With single essays, which started finding a popular audience in the Atlantic Monthly while Bourne was an undergraduate at Columbia College, he defined whole perspectives on new or developing fields of study and attitude. Education, literature, culture, and the future of the political state all became his subjects. He wrote about youth as a force for perpetual renewal, and offered a social and an intellectual analysis of war. He wrote about the transformative power of immigration to bring diversity and change to the makeup of America while casting doubt on the ideal of assimilation, in which different groups were encouraged to shed separate cultures. It was a short life of limitations endured and overcome. Bourne's essays would be published, later in his life, in the New Republic and important literary magazines of the times, including the Masses, the Dial, and the Seven Arts.
Bourne's sharpest and most distinctively incisive essays respond to a series of four pieces that John Dewey wrote arguing that war could act as a kind of instrument to recreate other countries in America's democratic image. This, Bourne wrote, was a misplaced hope, for war sets its own terms and can be savagely destructive to the nations that wage it. He argued that rationalizing support for America's role in the war had betrayed the faith that intellectuals had invested in America's progress. His last essay, "The State," built an attack on the illusions of democracy, a view Bourne formed based on his experience of the general conformity he had dissected in earlier pieces. The piece would, in the following decades, become a touchstone among American radicals.

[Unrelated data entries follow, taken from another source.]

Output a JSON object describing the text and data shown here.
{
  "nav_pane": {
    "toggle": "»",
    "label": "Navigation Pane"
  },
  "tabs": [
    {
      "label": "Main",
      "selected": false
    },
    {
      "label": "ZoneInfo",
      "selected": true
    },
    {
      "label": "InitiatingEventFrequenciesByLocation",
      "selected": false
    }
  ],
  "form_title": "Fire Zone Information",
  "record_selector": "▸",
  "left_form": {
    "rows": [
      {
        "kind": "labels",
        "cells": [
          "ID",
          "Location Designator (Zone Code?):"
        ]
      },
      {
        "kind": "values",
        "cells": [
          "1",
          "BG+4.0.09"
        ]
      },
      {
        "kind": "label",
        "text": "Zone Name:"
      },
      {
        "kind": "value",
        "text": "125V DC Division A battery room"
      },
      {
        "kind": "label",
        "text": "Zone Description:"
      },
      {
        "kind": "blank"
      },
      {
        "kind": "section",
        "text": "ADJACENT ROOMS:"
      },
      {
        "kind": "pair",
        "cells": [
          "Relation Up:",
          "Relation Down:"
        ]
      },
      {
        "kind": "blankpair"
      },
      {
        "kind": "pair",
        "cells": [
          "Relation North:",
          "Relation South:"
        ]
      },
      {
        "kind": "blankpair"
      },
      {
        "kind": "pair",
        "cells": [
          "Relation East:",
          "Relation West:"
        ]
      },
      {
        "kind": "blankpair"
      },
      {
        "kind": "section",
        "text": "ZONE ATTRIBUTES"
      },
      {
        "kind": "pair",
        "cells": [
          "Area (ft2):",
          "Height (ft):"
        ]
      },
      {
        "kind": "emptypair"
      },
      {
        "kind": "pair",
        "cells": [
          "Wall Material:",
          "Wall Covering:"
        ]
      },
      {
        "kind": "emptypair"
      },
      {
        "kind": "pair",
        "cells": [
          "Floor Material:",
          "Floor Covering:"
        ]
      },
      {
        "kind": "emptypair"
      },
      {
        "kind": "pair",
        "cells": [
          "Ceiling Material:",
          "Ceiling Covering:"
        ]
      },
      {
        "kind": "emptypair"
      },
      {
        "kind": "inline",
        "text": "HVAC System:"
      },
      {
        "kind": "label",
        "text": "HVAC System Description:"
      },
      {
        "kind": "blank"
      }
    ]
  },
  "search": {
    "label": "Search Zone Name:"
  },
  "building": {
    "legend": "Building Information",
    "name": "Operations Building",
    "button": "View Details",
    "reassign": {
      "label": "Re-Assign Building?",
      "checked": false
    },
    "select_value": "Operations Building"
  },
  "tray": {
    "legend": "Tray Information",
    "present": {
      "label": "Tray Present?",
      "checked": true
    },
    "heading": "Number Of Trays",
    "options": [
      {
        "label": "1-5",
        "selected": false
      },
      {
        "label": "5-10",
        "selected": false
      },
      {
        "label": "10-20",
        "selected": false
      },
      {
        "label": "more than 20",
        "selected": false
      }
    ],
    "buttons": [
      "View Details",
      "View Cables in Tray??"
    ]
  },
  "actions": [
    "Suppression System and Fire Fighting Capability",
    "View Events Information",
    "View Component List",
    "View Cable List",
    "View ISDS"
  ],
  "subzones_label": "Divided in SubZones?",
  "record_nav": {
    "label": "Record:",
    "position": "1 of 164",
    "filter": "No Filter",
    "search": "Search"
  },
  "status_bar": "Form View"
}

On December 19, 1918, Randolph Bourne died of the flu. "Living in an age when youth flung itself into causes he had hardly begun to draw on his most original gifts," wrote Bourne's friend, Alyse Gregory. Yet, in a few short years of remarkable productivity, he grasped subjects of central importance with a language both determined in its intelligence and sensitive in feeling. He found a power to describe conditions and moods of America in periods of confusion over national purpose and conscience. His biography gave way to the history of his memory. It has consistently engaged writers who choose the challenge of talking about connections between culture and politics, in ways that speak to the contemporary changes in an America that seems to repeatedly echo with dilemmas that were alive in his.